A copy of the cleric's comments delivered in a sermon to some 500 worshippers in Sydney last month during the Muslim holy month of Ramadan was initially published in The Australian.

"If you take out uncovered meat and place it outside... and the cats come and eat it... whose fault is it, the cats' or the uncovered meat?" he asked.

The uncovered meat is the problem, he went on to say.

"If she was in her room, in her home, in her hijab, no problem would have occurred," he added.

Sheikh Hilali also condemned women who swayed suggestively and wore make-up, implying they attracted sexual assault.

"Then you get a judge without mercy... and gives you 65 years," he added.

Sheikh Hilali's critics have previously accused him of praising suicide bombers and claiming the attacks in the United States on 11 September 2001 were "God's work against oppressors".

High-profile case

The BBC's Nick Bryant in Sydney says the cleric's latest comments are seen as particularly insensitive because Sydney was the scene six years ago of a series of gang rapes committed by a group of Lebanese Australians, who received long prison sentences.

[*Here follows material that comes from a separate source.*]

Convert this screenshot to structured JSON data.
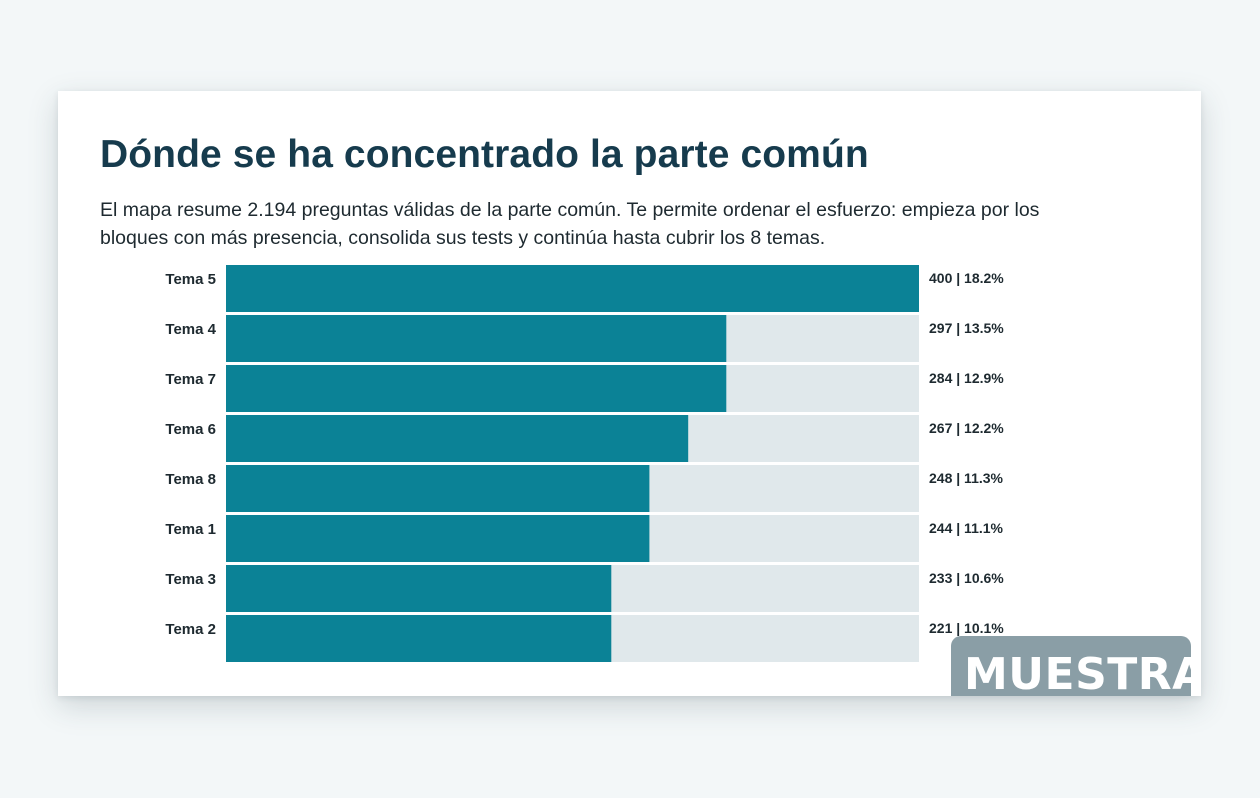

Finance Minister Peter Costello called on Muslims to condemn the speech.

"If you have a significant religious leader like this preaching to a flock in a situation where we've had gang rapes, in a way that seems to make it justifiable, then people that listen to that kind of comment can get the wrong idea," he said.

"They can actually think that it's not as bad as it is."

A number of leading Muslim women have already spoken out against the sermon, describing it as repulsive and offensive.

Federal Sex Discrimination Commissioner Pru Goward said the comments could be an incitement to crime.

"Young Muslim men who now rape women can cite this in court, can quote this man... their leader in court," she told Australian media.

She added that the cleric should be deported for inciting rape.